We also have a table which contains all of the distinct dates in this table.
If I run a query like this:
SELECT AVG(score)
FROM Data d
WHERE d.date IN (
SELECT today
FROM dates dt
WHERE dt.today > '2020-01-01'
AND dt.today < '2020-06-01'
AND d.location = 'Location1');
This query returns in several seconds. If I then run the same query, but look for the average score grouped by name, the query takes minutes. i.e.
SELECT d.name, AVG(score)
FROM Data d
WHERE d.date IN (
SELECT today
FROM dates dt
WHERE dt.today > '2020-01-01'
AND dt.today < '2020-06-01'
AND d.location = 'Location1')
GROUP BY .d.name;
The number of distinct names is several hundred thousand, any techniques to improve the speed of a query like this?
First of all try this.
CREATE INDEX data_name_score ON Data (location, date, name, score);
This compound covering index should accelerate your query. For a table your size it will take some time to create. (Run it overnight, maybe?)
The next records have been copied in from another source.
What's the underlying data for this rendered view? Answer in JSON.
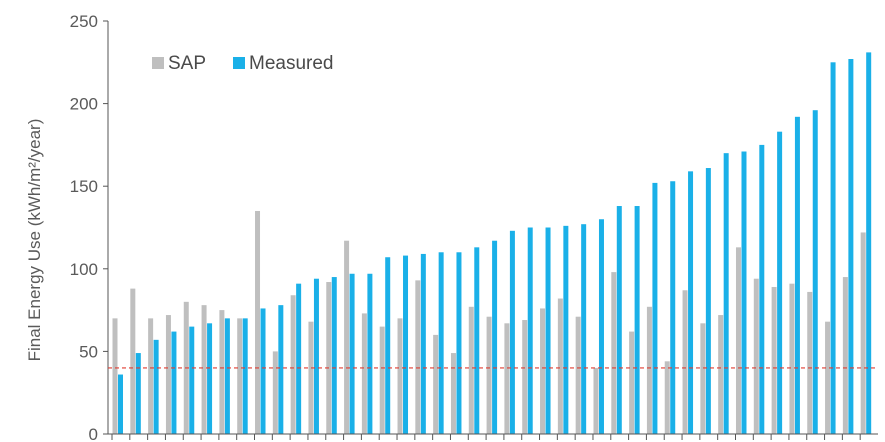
{
  "chart_data": {
    "type": "bar",
    "title": "",
    "xlabel": "",
    "ylabel": "Final Energy Use (kWh/m²/year)",
    "ylim": [
      0,
      250
    ],
    "yticks": [
      0,
      50,
      100,
      150,
      200,
      250
    ],
    "grid": false,
    "legend_position": "top-left",
    "series": [
      {
        "name": "SAP",
        "color": "#bfbfbf",
        "values": [
          70,
          88,
          70,
          72,
          80,
          78,
          75,
          70,
          135,
          50,
          84,
          68,
          92,
          117,
          73,
          65,
          70,
          93,
          60,
          49,
          77,
          71,
          67,
          69,
          76,
          82,
          71,
          40,
          98,
          62,
          77,
          44,
          87,
          67,
          72,
          113,
          94,
          89,
          91,
          86,
          68,
          95,
          122
        ]
      },
      {
        "name": "Measured",
        "color": "#1ab0e8",
        "values": [
          36,
          49,
          57,
          62,
          65,
          67,
          70,
          70,
          76,
          78,
          91,
          94,
          95,
          97,
          97,
          107,
          108,
          109,
          110,
          110,
          113,
          117,
          123,
          125,
          125,
          126,
          127,
          130,
          138,
          138,
          152,
          153,
          159,
          161,
          170,
          171,
          175,
          183,
          192,
          196,
          225,
          227,
          231
        ]
      }
    ],
    "reference_line": {
      "value": 40,
      "color": "#e03c31",
      "style": "dashed"
    }
  }
}
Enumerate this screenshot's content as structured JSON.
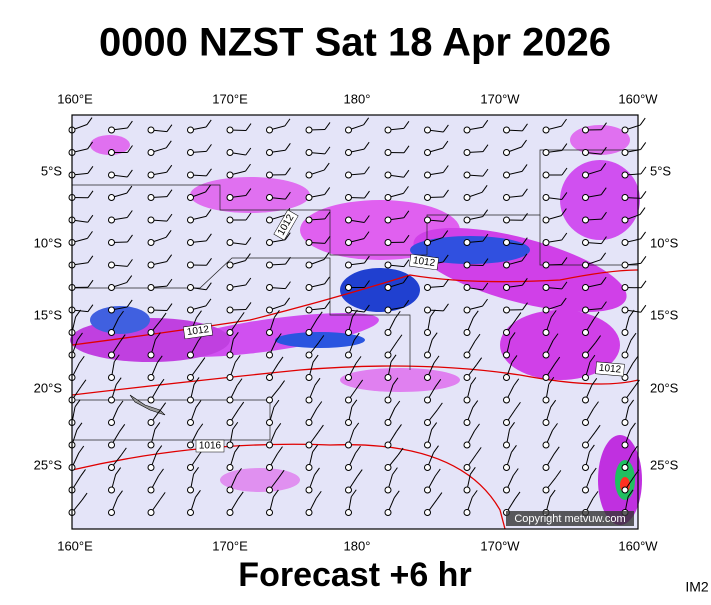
{
  "title": "0000 NZST Sat 18 Apr 2026",
  "map": {
    "lon_labels": [
      "160°E",
      "170°E",
      "180°",
      "170°W",
      "160°W"
    ],
    "lat_labels": [
      "5°S",
      "10°S",
      "15°S",
      "20°S",
      "25°S"
    ],
    "isobar_labels": [
      "1012",
      "1012",
      "1012",
      "1012",
      "1016"
    ],
    "copyright": "Copyright metvuw.com"
  },
  "footer": {
    "caption": "Forecast +6 hr",
    "id": "IM2"
  }
}
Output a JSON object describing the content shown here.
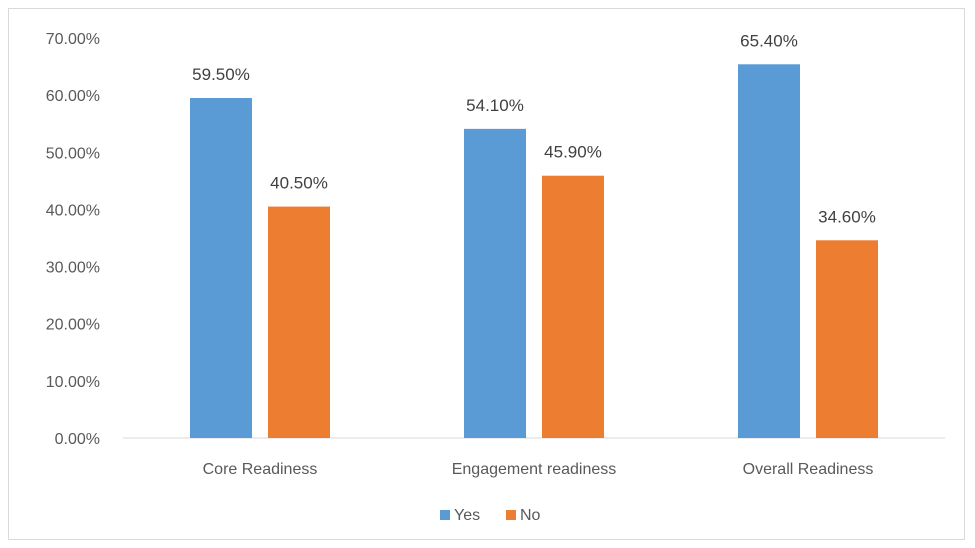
{
  "chart_data": {
    "type": "bar",
    "title": "",
    "xlabel": "",
    "ylabel": "",
    "categories": [
      "Core Readiness",
      "Engagement readiness",
      "Overall Readiness"
    ],
    "series": [
      {
        "name": "Yes",
        "color": "#5b9bd5",
        "values": [
          59.5,
          54.1,
          65.4
        ],
        "labels": [
          "59.50%",
          "54.10%",
          "65.40%"
        ]
      },
      {
        "name": "No",
        "color": "#ed7d31",
        "values": [
          40.5,
          45.9,
          34.6
        ],
        "labels": [
          "40.50%",
          "45.90%",
          "34.60%"
        ]
      }
    ],
    "ylim": [
      0,
      70
    ],
    "y_ticks": [
      0,
      10,
      20,
      30,
      40,
      50,
      60,
      70
    ],
    "y_tick_labels": [
      "0.00%",
      "10.00%",
      "20.00%",
      "30.00%",
      "40.00%",
      "50.00%",
      "60.00%",
      "70.00%"
    ],
    "grid": false,
    "legend": "bottom-center"
  }
}
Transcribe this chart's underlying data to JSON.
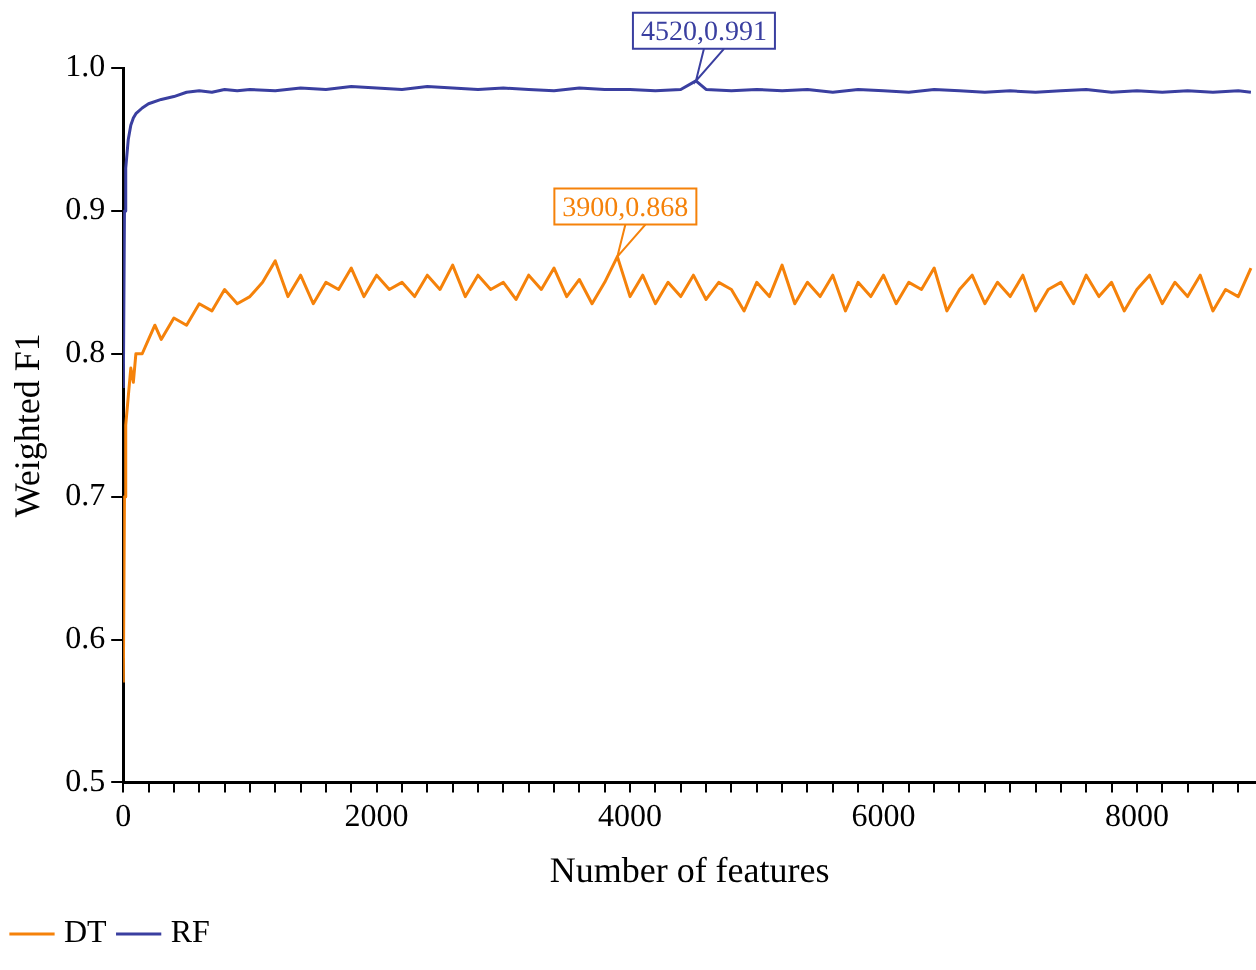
{
  "chart_data": {
    "type": "line",
    "xlabel": "Number of features",
    "ylabel": "Weighted F1",
    "xlim": [
      0,
      8940
    ],
    "ylim": [
      0.5,
      1.0
    ],
    "xticks": [
      0,
      {
        "value": 200,
        "label": null
      },
      {
        "value": 400,
        "label": null
      },
      {
        "value": 600,
        "label": null
      },
      {
        "value": 800,
        "label": null
      },
      {
        "value": 1000,
        "label": null
      },
      {
        "value": 1200,
        "label": null
      },
      {
        "value": 1400,
        "label": null
      },
      {
        "value": 1600,
        "label": null
      },
      {
        "value": 1800,
        "label": null
      },
      2000,
      {
        "value": 2200,
        "label": null
      },
      {
        "value": 2400,
        "label": null
      },
      {
        "value": 2600,
        "label": null
      },
      {
        "value": 2800,
        "label": null
      },
      {
        "value": 3000,
        "label": null
      },
      {
        "value": 3200,
        "label": null
      },
      {
        "value": 3400,
        "label": null
      },
      {
        "value": 3600,
        "label": null
      },
      {
        "value": 3800,
        "label": null
      },
      4000,
      {
        "value": 4200,
        "label": null
      },
      {
        "value": 4400,
        "label": null
      },
      {
        "value": 4600,
        "label": null
      },
      {
        "value": 4800,
        "label": null
      },
      {
        "value": 5000,
        "label": null
      },
      {
        "value": 5200,
        "label": null
      },
      {
        "value": 5400,
        "label": null
      },
      {
        "value": 5600,
        "label": null
      },
      {
        "value": 5800,
        "label": null
      },
      6000,
      {
        "value": 6200,
        "label": null
      },
      {
        "value": 6400,
        "label": null
      },
      {
        "value": 6600,
        "label": null
      },
      {
        "value": 6800,
        "label": null
      },
      {
        "value": 7000,
        "label": null
      },
      {
        "value": 7200,
        "label": null
      },
      {
        "value": 7400,
        "label": null
      },
      {
        "value": 7600,
        "label": null
      },
      {
        "value": 7800,
        "label": null
      },
      8000,
      {
        "value": 8200,
        "label": null
      },
      {
        "value": 8400,
        "label": null
      },
      {
        "value": 8600,
        "label": null
      },
      {
        "value": 8800,
        "label": null
      }
    ],
    "yticks": [
      0.5,
      0.6,
      0.7,
      0.8,
      0.9,
      {
        "value": 1,
        "label": "1.0"
      }
    ],
    "legend": "bottom",
    "marker": "none",
    "line_style": "solid",
    "annotations": [
      {
        "text": "3900,0.868",
        "x": 3900,
        "y": 0.868
      },
      {
        "text": "4520,0.991",
        "x": 4520,
        "y": 0.991
      }
    ],
    "series": [
      {
        "name": "DT",
        "color": "#f5820a",
        "x": [
          1,
          10,
          20,
          40,
          60,
          80,
          100,
          150,
          200,
          250,
          300,
          400,
          500,
          600,
          700,
          800,
          900,
          1000,
          1100,
          1200,
          1300,
          1400,
          1500,
          1600,
          1700,
          1800,
          1900,
          2000,
          2100,
          2200,
          2300,
          2400,
          2500,
          2600,
          2700,
          2800,
          2900,
          3000,
          3100,
          3200,
          3300,
          3400,
          3500,
          3600,
          3700,
          3800,
          3900,
          4000,
          4100,
          4200,
          4300,
          4400,
          4500,
          4600,
          4700,
          4800,
          4900,
          5000,
          5100,
          5200,
          5300,
          5400,
          5500,
          5600,
          5700,
          5800,
          5900,
          6000,
          6100,
          6200,
          6300,
          6400,
          6500,
          6600,
          6700,
          6800,
          6900,
          7000,
          7100,
          7200,
          7300,
          7400,
          7500,
          7600,
          7700,
          7800,
          7900,
          8000,
          8100,
          8200,
          8300,
          8400,
          8500,
          8600,
          8700,
          8800,
          8900
        ],
        "values": [
          0.57,
          0.7,
          0.75,
          0.77,
          0.79,
          0.78,
          0.8,
          0.8,
          0.81,
          0.82,
          0.81,
          0.825,
          0.82,
          0.835,
          0.83,
          0.845,
          0.835,
          0.84,
          0.85,
          0.865,
          0.84,
          0.855,
          0.835,
          0.85,
          0.845,
          0.86,
          0.84,
          0.855,
          0.845,
          0.85,
          0.84,
          0.855,
          0.845,
          0.862,
          0.84,
          0.855,
          0.845,
          0.85,
          0.838,
          0.855,
          0.845,
          0.86,
          0.84,
          0.852,
          0.835,
          0.85,
          0.868,
          0.84,
          0.855,
          0.835,
          0.85,
          0.84,
          0.855,
          0.838,
          0.85,
          0.845,
          0.83,
          0.85,
          0.84,
          0.862,
          0.835,
          0.85,
          0.84,
          0.855,
          0.83,
          0.85,
          0.84,
          0.855,
          0.835,
          0.85,
          0.845,
          0.86,
          0.83,
          0.845,
          0.855,
          0.835,
          0.85,
          0.84,
          0.855,
          0.83,
          0.845,
          0.85,
          0.835,
          0.855,
          0.84,
          0.85,
          0.83,
          0.845,
          0.855,
          0.835,
          0.85,
          0.84,
          0.855,
          0.83,
          0.845,
          0.84,
          0.86
        ]
      },
      {
        "name": "RF",
        "color": "#3a3fa0",
        "x": [
          1,
          10,
          20,
          40,
          60,
          80,
          100,
          150,
          200,
          300,
          400,
          500,
          600,
          700,
          800,
          900,
          1000,
          1200,
          1400,
          1600,
          1800,
          2000,
          2200,
          2400,
          2600,
          2800,
          3000,
          3200,
          3400,
          3600,
          3800,
          4000,
          4200,
          4400,
          4520,
          4600,
          4800,
          5000,
          5200,
          5400,
          5600,
          5800,
          6000,
          6200,
          6400,
          6600,
          6800,
          7000,
          7200,
          7400,
          7600,
          7800,
          8000,
          8200,
          8400,
          8600,
          8800,
          8900
        ],
        "values": [
          0.776,
          0.9,
          0.93,
          0.95,
          0.96,
          0.965,
          0.968,
          0.972,
          0.975,
          0.978,
          0.98,
          0.983,
          0.984,
          0.983,
          0.985,
          0.984,
          0.985,
          0.984,
          0.986,
          0.985,
          0.987,
          0.986,
          0.985,
          0.987,
          0.986,
          0.985,
          0.986,
          0.985,
          0.984,
          0.986,
          0.985,
          0.985,
          0.984,
          0.985,
          0.991,
          0.985,
          0.984,
          0.985,
          0.984,
          0.985,
          0.983,
          0.985,
          0.984,
          0.983,
          0.985,
          0.984,
          0.983,
          0.984,
          0.983,
          0.984,
          0.985,
          0.983,
          0.984,
          0.983,
          0.984,
          0.983,
          0.984,
          0.983
        ]
      }
    ]
  }
}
Why does this index improve your query's performance? Think of the index as a sorted list of all the values in all the columns of the index.
MySQL can random-access the index to find the first relevant row ... the first row with the location
you chose and the date
in the range you mentioned.
It can then step through the index sequentially, without referring back to the table at all, to satisfy the query. name
and score
are in the index.
As it steps through the index, lo and behold, the index items are in the ideal order to handle the GROUP BY
. It encounters all the score
values for the name
with value a
, then all the scores for b
, and so forth. There's no need for an internal table with a row for each of your distinct names.
Notice that if you said MAX(score)
instead of AVG(score)
your query could be satisfied by a so-called loose index scan. Those are almost miraculously fast, even faster than the tight index scan your query will use.
Second, simplify your query like this.
SELECT d.name, AVG(score) avgscore
FROM Data d
WHERE d.location = 'Location1'
AND d.date >= '2020-01-01'
AND d.date < '2020-06-01'
GROUP BY d.name;
MySQL should be able to satisfy your query with a range scan on the index I suggested.
And, beware, lots of single-column indexes are generally harmful to performance unless they are matched to actual queries you must perform. Several single-column indexes are not the equivalent of a multi-column index.
As for why your query is slow without the index, you can use EXPLAIN
to get MySQL to tell you exactly how it satisfies the query. It probably has to examine a large fraction of the gigarows in your table to filter the ones you want and generate your results.